I think the most horrific and elegant of these scenarios is the one in Torchwood: Children of Men. That is truly the quintessence of evil right there, and thoroughly believable! (Despite the slightly naff special effects and overacting).

Jeremy said...

While I agree in principle, there will always be room for exceptions which do not break thermodynamic laws. The humans-as-a-delicacy concept is a classic staple, if you'll pardon the pun. And I'm going to skip talking about vampires or vampire-like creatures who have coexisted within their human host populations for hundreds of years, in literature alone.

But what about a strictly carnivorous alien race which has some reason to maintain a secret presence here on Earth, but only finds us homo saps edible? For example, in a slight retelling of the recent remake of The Day The Earth Stood Still, perhaps the aliens are still a protective force preserving the viability of the relatively few worlds capable of supporting life. Instead of wiping out all human life before we can destroy the planet, they just insert themselves into our highest political and military offices where they can meddle in global affairs enough to preserve the planet against nuclear holocaust. In fact, it could be that the aliens only socially engineer conventional military conflicts to provide a constant, hidden source of human sacrifices for consumption.
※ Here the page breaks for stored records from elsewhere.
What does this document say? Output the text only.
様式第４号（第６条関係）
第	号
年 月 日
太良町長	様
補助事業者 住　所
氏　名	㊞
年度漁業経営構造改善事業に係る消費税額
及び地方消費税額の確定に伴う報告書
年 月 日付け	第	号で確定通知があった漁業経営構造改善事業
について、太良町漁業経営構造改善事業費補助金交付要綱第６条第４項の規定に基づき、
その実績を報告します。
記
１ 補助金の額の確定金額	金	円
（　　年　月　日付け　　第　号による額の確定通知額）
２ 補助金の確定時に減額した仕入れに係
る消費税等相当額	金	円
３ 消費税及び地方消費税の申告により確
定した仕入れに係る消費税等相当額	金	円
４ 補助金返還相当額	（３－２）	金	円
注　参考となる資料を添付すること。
If their dietary needs are sufficiently small that they will not exhaust the human race, the disappearances could easily be covered-up and classified at the highest possible levels, which remains, as always, a specialty of governments, human and alien alike.

And if the aliens were initially brought to this world by the presence of two atomic explosions, well, the story could be a compelling warning against the evils of pollution, overpopulation, and nuclear arms. In the classic business parlance, that's a deliciously win-win scenario.

John Seavey said...

But that wouldn't be cannibalism, would it? I'm talking specifically about the "feeding humans to other humans because conventional food supplies have been exhausted" meme, not just the idea of anyone eating people. (Without that, at least 75% of Doctor Who would be out the window...)

Anonymous said...

John,

Next time, please take a look at your human history about cannibalism.

Throughout history, every culture which has routinely practiced any form of cannibalism has done it as a religious ritual.

A few bites as a form of religious connection with the departed, really not that different from what many of us do at our respective churches on Sunday.

No known human culture has ever practiced cannibalism as a food source. Ever.

Even the ones who have practiced literal cannibalism as a form of religious communion would have been horrified by anyone who wanted to eat someone as a food source (it would have been a blasphemous form of cannibalism, if I may be forgiven for the risk inherent to applying our words to another culture).